Je ne crois pas qu'en anglais on fasse jamais suivre cette forme d'un pluriel.
En français, le singulier est recommandé, mais le pluriel est d'usage fréquent. Mais je n'ai pas de texte de référence pour appuyer mes propos.


----------



## CapnPrep

Le singulier et le pluriel sont possibles, en français comme en anglais. Le choix est guidé par le sens de la phrase _affirmative_ correspondante :

Un particulier possède normalement une seule voiture :_
J'ai une voiture._ → Je n'ai pas de voiture. [I have no car.]
Un collectionneur/vendeur possède d'habitude plusieurs voitures :
_J'ai des voitures._ → Je n'ai pas de voiture*s*. [I have no car*s*.]


----------



## ptite_flor

I have a doubt. Would you use a singular or a plural noun after "no". Here is my context:

- .... has no criteria
- .... has no criterion


----------



## LadyPris

Always singular after no


----------



## Sickduck

Not necessarily, LadyPris. Don't you say: He has no parents left?


----------



## Suehil

It depends on context.  If you would only expect to have one, then it is singular: "I have no home" otherwise it will be plural: "There are no cars on the street"


----------



## MaLtA

Salut a tous !

j'ai un probleme avec ces deux phrases: j'ai deux soeurs = _je n'ai pas de soeurs ou je n'ai pas de soeur? _laquelle est correcte s'il vous plait?

MERCI

Malte


----------



## Tresley

Hello Malta,

I think that you can say either.

In English we can say:

'I dont have a sister' and 'I don't have any sisters'

It's the same thing in French.

I hope this helps.


----------



## MaLtA

merci gil et Tesley - tres gentil

je veux savoir laquelle de ces 2 phrases est correcte a la forme negative:

Je n'ai pas de _soeurs_ 

ou

Je n'ai pas de _soeur _

La phrase affirmative c'est:_ j'ai deux soeurs_

merci beaucoup


----------



## SwissPete

Je n'ai pas de soeur (singular) would be my choice.


----------



## MaLtA

merci swiss pete

et la phrase: _j'ai des enfants_, devient: _je n'ai pas d'enfants?_

_merci _


----------



## jann

Hello MaLtA 

There is a thread on the French Only forum similar to your question: pas de + singulier / pluriel
There is a useful link to the BDL in post #6 in that thread, in addition to the discussion.

[…]


----------



## SwissPete

Again, my choice would be to go with the singular (je n'ai pas d'enfant).
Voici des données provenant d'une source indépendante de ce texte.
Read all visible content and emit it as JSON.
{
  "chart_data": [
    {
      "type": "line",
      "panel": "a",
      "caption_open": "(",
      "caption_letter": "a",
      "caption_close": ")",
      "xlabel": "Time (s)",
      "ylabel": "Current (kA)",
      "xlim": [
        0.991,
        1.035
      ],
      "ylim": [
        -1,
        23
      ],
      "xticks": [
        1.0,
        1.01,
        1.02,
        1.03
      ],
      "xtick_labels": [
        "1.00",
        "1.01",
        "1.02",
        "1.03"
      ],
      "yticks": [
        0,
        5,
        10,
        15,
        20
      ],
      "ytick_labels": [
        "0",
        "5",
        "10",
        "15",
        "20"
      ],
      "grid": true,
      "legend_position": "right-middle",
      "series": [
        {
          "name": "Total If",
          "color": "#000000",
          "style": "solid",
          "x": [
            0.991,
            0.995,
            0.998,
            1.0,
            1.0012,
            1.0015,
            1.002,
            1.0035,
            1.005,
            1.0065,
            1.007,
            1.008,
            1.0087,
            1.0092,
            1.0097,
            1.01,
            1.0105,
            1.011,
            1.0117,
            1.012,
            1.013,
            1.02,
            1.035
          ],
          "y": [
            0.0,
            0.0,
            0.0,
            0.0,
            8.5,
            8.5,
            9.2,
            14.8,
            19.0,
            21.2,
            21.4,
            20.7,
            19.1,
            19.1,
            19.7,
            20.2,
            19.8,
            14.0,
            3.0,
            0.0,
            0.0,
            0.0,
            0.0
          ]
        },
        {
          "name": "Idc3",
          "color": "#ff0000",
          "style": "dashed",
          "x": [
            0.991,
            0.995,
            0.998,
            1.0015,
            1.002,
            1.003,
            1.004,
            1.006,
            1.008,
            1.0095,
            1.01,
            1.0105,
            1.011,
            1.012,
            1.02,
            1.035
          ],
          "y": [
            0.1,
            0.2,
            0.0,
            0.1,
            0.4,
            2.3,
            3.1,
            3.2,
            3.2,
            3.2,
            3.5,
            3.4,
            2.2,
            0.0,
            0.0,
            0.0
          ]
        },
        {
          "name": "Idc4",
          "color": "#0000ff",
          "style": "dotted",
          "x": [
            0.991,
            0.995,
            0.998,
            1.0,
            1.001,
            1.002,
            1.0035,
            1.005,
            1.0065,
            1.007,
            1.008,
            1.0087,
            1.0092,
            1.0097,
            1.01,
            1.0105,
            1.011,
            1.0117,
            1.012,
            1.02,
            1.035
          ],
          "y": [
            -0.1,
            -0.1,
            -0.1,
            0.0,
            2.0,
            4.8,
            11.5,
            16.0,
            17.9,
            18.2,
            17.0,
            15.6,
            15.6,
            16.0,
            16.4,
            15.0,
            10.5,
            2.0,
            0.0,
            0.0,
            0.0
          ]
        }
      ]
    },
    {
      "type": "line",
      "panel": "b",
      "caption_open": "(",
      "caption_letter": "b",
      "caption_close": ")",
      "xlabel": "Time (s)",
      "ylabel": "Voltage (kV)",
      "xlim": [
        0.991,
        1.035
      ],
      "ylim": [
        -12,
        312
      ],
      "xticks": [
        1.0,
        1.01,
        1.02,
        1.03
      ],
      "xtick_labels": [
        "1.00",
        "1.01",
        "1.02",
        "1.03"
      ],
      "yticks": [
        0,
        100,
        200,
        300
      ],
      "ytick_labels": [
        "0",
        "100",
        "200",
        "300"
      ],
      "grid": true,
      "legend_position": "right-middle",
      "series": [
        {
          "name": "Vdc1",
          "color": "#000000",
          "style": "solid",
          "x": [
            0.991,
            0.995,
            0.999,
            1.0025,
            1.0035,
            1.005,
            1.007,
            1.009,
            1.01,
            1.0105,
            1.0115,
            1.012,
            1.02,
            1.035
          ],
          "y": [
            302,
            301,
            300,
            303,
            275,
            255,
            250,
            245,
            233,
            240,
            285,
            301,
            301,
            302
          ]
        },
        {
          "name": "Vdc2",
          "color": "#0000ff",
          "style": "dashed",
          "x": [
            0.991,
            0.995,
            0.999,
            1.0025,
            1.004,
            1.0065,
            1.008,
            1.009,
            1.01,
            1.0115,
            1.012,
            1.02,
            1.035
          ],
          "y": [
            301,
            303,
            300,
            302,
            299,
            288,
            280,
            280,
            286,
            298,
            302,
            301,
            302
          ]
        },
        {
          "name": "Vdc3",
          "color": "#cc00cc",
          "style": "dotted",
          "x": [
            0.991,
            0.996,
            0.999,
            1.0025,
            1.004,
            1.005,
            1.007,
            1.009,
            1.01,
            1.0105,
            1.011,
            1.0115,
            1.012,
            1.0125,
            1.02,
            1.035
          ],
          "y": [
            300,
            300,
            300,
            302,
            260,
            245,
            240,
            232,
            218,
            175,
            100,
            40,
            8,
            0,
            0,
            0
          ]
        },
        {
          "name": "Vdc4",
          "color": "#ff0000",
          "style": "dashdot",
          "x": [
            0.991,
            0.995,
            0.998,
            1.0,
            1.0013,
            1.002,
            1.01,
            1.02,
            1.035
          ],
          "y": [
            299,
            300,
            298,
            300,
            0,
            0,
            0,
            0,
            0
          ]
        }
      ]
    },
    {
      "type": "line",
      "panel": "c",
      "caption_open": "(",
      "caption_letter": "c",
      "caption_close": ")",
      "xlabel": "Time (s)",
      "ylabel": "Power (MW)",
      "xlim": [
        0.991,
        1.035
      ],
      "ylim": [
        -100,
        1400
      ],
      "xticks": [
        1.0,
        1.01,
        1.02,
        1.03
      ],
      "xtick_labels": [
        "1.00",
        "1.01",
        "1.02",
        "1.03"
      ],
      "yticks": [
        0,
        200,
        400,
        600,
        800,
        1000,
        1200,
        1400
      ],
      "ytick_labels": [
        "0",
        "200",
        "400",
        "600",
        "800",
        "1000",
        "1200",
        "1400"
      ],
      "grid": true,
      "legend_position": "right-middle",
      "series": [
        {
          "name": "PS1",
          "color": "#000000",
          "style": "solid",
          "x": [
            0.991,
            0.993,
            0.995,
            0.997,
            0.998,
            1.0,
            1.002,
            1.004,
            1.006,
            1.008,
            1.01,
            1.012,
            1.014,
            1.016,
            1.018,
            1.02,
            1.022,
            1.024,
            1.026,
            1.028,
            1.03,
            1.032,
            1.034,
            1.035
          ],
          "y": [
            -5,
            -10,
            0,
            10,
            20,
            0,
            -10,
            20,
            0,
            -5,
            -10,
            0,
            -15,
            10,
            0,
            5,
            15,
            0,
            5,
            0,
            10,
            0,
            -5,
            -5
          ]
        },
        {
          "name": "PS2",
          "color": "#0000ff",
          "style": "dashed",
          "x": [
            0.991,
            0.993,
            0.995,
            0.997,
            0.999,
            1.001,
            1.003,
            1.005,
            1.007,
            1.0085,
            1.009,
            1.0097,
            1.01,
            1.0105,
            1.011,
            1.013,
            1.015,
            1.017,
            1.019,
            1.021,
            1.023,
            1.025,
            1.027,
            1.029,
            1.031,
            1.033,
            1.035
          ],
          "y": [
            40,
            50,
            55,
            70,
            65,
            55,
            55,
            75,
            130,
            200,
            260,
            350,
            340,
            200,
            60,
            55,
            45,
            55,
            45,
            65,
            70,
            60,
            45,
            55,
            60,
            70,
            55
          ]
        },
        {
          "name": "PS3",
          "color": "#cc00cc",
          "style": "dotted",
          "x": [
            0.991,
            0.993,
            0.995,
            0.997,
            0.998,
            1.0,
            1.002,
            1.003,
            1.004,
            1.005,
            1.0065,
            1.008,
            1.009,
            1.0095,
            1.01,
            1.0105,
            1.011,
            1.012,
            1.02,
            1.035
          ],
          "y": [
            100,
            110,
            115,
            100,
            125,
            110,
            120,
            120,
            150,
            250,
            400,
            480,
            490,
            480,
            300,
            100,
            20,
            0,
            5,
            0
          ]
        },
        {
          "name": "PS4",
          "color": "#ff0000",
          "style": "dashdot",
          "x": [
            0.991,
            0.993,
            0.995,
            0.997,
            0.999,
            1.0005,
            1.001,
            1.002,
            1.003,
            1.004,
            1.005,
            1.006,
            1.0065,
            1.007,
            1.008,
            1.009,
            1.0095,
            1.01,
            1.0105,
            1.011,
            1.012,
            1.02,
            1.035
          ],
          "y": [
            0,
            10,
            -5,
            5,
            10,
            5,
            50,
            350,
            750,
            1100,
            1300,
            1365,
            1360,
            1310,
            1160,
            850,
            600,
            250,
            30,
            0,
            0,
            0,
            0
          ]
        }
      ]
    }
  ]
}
But this is the way I see it; some other members may disagree. I will look at the link suggested by jann; please do likewise.


----------



## johnL

Unfortunately, I am unable to read the thread suggested by jann. (Too many big words.) But if I read the first few posts correctly, they are saying that the plural _griffes_ is used because animals that have claws have more than one, and the singular _corne_ is used because some animals have only one? And then I think that people started disagreeing on the reasoning for the singular _corne_. According to my French course, the singular is correct, and so I would really like to know whether the discussion was resolved as to which is proper.
Thanks.


----------



## SwissPete

It is indeed confusing. Look at the examples here, which seem to contradict what I said previously (I was applying logic, which sometimes does not work  ).


----------



## itka

But... you're not wrong SwissPete... You said :
je n'ai pas de soeur ---> how many sisters would I have if I did ? One or more... so you can use the singular or the plural, as you like it...

The same for "je n'ai pas d'enfant"

I would go too for the singular.

At the opposite :
Cet homme n'a pas de cheveux ---> the singular is here impossible ! (If he did have hair, he would have a lot of)


----------



## valouX

coucou à tous,

voici une question:
comment marche le pluriel en anglais?!
par exemple quand on dit en français "je n'ai aucune question" (aucun est toujours suivi du singulier...)
quand est-il en anglais?! en effet, je sais que l'on peut dire "no way" (pas question!) ou no idea (aucune idée) mais aussi no taxes (pas de taxe) ou "no worries" (pas d'affolement)...
Alors "no" suivi du singulier ou du pluriel?! 

Merci d'avance


----------



## Tabac

'No' can be followed by singular or plural, depending on the situation, or on your preference.

Who's that at the door?  I have no idea.
Did you come prepared with suggestions?  I have no new ideas.

Are you certain of that?  No question (about it).
Are these items clear to you?  (I have) no questions.


----------



## jann

Valoux, une négation en français peut très bien être suivie d'un pluriel, en fonction de ce que vous voulez dire.... et c'est à peu près pareil en anglais. 

Comparer :
Je n'ai pas d'ami*s* - _I don't have any friend*s*, I have no friend*s*._
Je n'ai pas de voiture. - _I don't have a car, I have no car._
Je ne me sens pas inspiré, je n'ai pas d'idée*s*. -> _I don't  have any idea*s*._

"Aucune idée" veut dire "même pas une idée"... impossible donc qu' "idée" soit au pluriel parce que ça n'aurait pas de sens de dire "une idées".  Et 

Qu'est-ce qu'il veut? Je n'ai aucune idée. = _I have (absolutely) no idea.

_Est-ce que ça aide ?


----------



## braz

Hi there,

I just have a very basic question but can't really find any answers to it.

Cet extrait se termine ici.